Pesquisadores da USP revelam que barorreceptores, sensores da pressão arterial, também detectam inflamações sistêmicas. Entenda como a descoberta abre caminhos para novos tratamentos.
Olyvio Marques
Editor · Ciência · · 3 min de leitura
Imagem: gerada por IA / Portal PULSE NEWS BRASIL
Uma nova pesquisa revelou que os sensores responsáveis por regular a pressão arterial no corpo, conhecidos como barorreceptores, também desempenham um papel ativo na resposta imunológica ao detectar processos inflamatórios. A descoberta, feita por pesquisadores da USP e da Universidade de Auckland, pode abrir caminho para novas estratégias de tratamento para doenças cardiovasculares e inflamatórias. Atualizado em 29 de julho de 2026.
Os barorreceptores são terminações nervosas que atuam como sensores mecânicos (mecanorreceptores) localizados principalmente nas paredes de importantes artérias, como o arco aórtico e o seio carotídeo. Sua função clássica é monitorar o estiramento das paredes dos vasos sanguíneos, causado por alterações na pressão arterial, conforme descrito em artigos de fisiologia.
Quando a pressão arterial aumenta, as paredes das artérias se esticam, ativando os barorreceptores. Eles então enviam sinais ao cérebro através de nervos, como o nervo depressor aórtico, para desencadear uma resposta reflexa que normaliza a pressão, ajustando a frequência cardíaca e a resistência vascular. Esse mecanismo é um dos principais responsáveis pelo controle da pressão a curto prazo, mantendo-a estável em segundos ou minutos.
O estudo, publicado na revista Basic Research in Cardiology, investigou a atividade desses sensores em ratos durante uma inflamação sistêmica induzida experimentalmente. A equipe de pesquisadores, liderada por Fernanda Brognara, observou que, mesmo em condições normais, o nervo depressor aórtico já possui componentes do sistema imune, indicando um estado de "vigilância imunológica contínua".
Durante o quadro inflamatório, os cientistas notaram um aumento na atividade elétrica do nervo depressor aórtico. O mais surpreendente foi que esse aumento ocorreu em um momento de queda da pressão arterial.
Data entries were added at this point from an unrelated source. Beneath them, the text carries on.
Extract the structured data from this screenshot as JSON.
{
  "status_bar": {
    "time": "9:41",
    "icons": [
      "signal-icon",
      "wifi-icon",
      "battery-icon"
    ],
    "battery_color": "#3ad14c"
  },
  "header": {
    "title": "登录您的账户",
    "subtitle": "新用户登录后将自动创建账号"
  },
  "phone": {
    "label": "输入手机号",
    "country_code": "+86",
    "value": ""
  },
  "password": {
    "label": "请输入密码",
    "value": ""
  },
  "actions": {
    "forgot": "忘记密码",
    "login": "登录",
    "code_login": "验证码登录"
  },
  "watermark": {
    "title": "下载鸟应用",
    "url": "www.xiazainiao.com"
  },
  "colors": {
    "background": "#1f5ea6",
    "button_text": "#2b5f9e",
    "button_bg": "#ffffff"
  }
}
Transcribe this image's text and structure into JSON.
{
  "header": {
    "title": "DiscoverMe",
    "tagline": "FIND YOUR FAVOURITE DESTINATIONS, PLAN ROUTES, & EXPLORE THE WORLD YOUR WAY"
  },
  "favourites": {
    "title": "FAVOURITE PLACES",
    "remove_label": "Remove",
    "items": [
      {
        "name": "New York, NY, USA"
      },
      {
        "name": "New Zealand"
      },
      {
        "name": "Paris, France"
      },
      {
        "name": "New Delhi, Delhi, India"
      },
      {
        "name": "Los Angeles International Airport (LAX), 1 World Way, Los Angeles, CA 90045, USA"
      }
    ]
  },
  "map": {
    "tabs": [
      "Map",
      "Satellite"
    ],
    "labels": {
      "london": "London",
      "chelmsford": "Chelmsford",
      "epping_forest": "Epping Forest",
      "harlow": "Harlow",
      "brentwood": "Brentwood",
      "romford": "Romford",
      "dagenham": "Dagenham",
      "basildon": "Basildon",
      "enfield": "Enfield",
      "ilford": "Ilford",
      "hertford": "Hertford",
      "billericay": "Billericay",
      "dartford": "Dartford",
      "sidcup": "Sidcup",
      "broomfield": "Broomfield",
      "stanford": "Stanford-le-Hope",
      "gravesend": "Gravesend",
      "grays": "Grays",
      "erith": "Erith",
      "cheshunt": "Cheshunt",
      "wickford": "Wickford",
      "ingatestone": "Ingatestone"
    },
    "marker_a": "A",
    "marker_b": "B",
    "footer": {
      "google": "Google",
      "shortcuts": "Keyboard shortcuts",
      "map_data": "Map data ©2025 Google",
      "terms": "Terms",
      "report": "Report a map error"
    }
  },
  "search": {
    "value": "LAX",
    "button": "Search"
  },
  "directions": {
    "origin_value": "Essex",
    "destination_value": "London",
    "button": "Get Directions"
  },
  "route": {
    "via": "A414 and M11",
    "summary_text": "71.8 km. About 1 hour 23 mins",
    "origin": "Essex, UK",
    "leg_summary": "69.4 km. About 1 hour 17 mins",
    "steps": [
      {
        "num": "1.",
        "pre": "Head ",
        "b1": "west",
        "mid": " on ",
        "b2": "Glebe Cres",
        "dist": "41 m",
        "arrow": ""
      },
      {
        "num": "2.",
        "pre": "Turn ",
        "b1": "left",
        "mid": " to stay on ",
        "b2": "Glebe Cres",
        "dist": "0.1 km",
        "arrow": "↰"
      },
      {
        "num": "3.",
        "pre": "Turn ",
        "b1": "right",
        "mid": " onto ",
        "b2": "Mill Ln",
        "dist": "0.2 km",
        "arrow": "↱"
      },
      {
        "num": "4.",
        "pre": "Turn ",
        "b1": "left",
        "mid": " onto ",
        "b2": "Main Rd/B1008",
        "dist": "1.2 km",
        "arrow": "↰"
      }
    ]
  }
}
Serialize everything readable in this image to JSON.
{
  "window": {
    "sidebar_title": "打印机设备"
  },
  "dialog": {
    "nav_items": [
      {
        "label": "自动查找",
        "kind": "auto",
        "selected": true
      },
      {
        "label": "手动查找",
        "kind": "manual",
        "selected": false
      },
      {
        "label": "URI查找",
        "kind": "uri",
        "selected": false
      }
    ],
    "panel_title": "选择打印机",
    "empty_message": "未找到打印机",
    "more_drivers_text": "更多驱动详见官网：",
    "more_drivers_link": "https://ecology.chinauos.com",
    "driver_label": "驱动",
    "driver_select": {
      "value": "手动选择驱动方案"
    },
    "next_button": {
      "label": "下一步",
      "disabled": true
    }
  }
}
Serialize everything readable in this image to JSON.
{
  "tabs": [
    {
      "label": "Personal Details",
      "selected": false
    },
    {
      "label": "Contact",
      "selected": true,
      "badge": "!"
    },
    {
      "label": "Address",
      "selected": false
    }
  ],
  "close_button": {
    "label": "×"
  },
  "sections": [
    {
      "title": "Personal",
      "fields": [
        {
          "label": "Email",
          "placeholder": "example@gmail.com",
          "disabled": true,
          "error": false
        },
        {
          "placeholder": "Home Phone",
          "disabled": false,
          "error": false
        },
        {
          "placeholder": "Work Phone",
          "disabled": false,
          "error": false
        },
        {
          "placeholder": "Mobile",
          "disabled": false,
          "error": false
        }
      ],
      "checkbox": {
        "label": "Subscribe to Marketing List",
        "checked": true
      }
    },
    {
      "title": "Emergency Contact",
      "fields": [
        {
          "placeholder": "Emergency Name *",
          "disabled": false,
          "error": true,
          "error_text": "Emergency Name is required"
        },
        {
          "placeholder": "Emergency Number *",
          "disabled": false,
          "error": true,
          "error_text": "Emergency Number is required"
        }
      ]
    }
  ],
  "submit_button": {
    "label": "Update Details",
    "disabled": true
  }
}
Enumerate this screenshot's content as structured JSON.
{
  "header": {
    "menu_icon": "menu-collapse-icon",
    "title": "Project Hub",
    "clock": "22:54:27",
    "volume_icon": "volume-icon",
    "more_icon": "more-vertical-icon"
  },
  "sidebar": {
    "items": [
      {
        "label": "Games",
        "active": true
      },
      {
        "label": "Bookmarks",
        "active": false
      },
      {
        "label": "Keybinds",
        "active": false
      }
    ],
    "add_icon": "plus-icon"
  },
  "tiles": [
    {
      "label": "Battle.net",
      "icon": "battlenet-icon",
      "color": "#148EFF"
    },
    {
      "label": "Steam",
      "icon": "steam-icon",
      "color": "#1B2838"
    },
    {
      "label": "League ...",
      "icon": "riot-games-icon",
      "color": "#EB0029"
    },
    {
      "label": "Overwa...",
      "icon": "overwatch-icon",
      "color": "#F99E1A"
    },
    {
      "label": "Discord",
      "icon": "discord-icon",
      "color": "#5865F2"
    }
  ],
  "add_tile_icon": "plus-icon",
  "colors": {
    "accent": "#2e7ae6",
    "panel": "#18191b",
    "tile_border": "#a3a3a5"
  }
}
Fisiologicamente, se os barorreceptores respondessem apenas a estímulos mecânicos, sua atividade deveria diminuir com a queda da pressão. O fato de a atividade ter aumentado sugere que o nervo foi ativado diretamente por mediadores inflamatórios circulando no sangue, e não pelo estiramento das artérias. Isso demonstra que os barorreceptores aórticos também atuam como imunossensores ativos.
A descoberta de que os sensores de pressão arterial podem "sentir" a inflamação estabelece um elo essencial na comunicação entre os sistemas nervoso e imunológico. Essa nova compreensão pode levar ao desenvolvimento de terapias inovadoras para doenças que envolvem tanto componentes cardiovasculares quanto inflamatórios, como a hipertensão e a sepse. Ao entender como o cérebro é informado sobre uma inflamação, novas estratégias podem ser criadas para modular essa resposta.
Barorreceptores são sensores nervosos localizados nas paredes de artérias como a aorta e as carótidas. Sua função principal é detectar alterações na pressão arterial através do estiramento dos vasos e enviar sinais ao cérebro para regular a pressão.
A principal descoberta é que os barorreceptores aórticos não apenas sentem a pressão, mas também detectam diretamente a presença de mediadores inflamatórios no sangue, funcionando como sensores do sistema imunológico (imunossensores).
Ao revelar um novo canal de comunicação entre os sistemas imunológico e nervoso, a descoberta abre portas para o desenvolvimento de novos tratamentos para doenças cardiovasculares e inflamatórias, permitindo modular a resposta do corpo à inflamação de forma mais eficaz.
A pesquisa redefine o papel dos barorreceptores, mostrando que eles são mais do que simples reguladores de pressão. Eles são parte de um complexo sistema de vigilância que informa o cérebro sobre ameaças inflamatórias. Este avanço fundamental na fisiologia pode transformar a abordagem terapêutica de diversas condições médicas no futuro.